Local Groups have unique strengths: detailed knowledge of members, designing local events, serving RPCVs face-to-face, cooperating with Peace Corps Regional Offices ("Welcome Bank/Send Off" events) and like-minded organizations, and advocating with news media and legislators in their home offices. Country of Service groups support projects in their host countries, inform Members of news there, and assist in reunions; in times of need, some lobby US Government agencies and Congress on behalf of their countries.
A national association also has unique strengths and possibilities, notably: organizing national conferences, advocating on Capitol Hill and with federal agencies, frequent liaison with Peace Corps headquarters, offering career networking services with national scope, assisting Groups through accounting and advisory services, representing RPCV populations large enough to negotiate travel and insurance services, producing professional publications, tracking and recognizing RPCV achievements worldwide, attracting endowed funds and overseeing their prudent investment, and attracting funds for projects such as a National Peace Center.
In its early years, the National Council was established by dedicated volunteers and managers, such as Tim Carroll, working mainly with shoe-string budgets and large imaginations.

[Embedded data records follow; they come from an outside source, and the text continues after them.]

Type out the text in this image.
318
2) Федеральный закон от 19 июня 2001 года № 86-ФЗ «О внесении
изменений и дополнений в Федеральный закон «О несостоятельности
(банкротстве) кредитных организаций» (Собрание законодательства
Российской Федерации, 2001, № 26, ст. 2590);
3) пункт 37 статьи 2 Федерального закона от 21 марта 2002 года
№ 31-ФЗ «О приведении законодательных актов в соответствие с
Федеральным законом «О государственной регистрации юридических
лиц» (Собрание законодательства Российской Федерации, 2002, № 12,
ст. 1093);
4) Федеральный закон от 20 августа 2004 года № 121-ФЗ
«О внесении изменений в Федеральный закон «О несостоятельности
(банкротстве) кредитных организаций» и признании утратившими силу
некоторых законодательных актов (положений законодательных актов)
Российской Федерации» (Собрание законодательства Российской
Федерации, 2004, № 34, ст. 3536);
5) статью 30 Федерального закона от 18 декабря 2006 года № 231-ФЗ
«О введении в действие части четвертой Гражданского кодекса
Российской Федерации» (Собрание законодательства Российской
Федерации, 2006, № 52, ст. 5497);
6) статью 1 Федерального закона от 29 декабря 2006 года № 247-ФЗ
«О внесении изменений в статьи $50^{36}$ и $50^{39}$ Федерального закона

Board members often served not only as Directors, but also, as in many startup nonprofits, as unpaid consultants, and sometimes in effect as staffers.
In 1993, the Council broadened its vision and name to welcome former Peace Corps staff, families, and friends. Because experience showed that electoral uncertainties did not provide a reliable flow of needed professional and business skills, the by-laws were amended to allow appointment of Directors with such skills.
But as organizations mature, roles need to change. Boards should not implement, but set goals and policies, hire CEOs, help raise funds, and oversee performance. NPCA needs a strong board and management, to assist Groups through excellent programs and services.
NPCA, now 25 years old and somewhat established, is entering its next stage. It is mobilizing talent and resources to break out of its stalled membership plateau and grow dramatically.
Most Affiliate Groups will remain smaller in structure and needs, with boards doubling as staff. But this familiar strategy has limits: Arlene Goldberg, an NPCA Director from New Jersey, laments, Many current Group Leaders have been the moving force of their groups for many years, with no one in sight to pick up the slack. Leadership burn-out IS a significant problem.
Carol Rogers, Presidents' Forum Coordinator, reports: Of 155 Groups, few seem active throughout the year on PF issues, as gauged by listserv and e-mail participation. The current format of meeting only once a year for 2-4 hours is clearly inadequate as a legislative forum. There is little procedure or discipline in who qualifies to participate, in preparing for meetings, and in post-meeting implementation. Most Groups are run by boards consisting of volunteers who have busy lives and can easily burn out. While some Groups have fine programs, others seem to have difficulty knowing how to focus on issues beyond social events. There has been little support to date for Group Leaders on how to use their limited resources most effectively. So, we aim to strengthen the Presidents' Forum as one means of helping them more.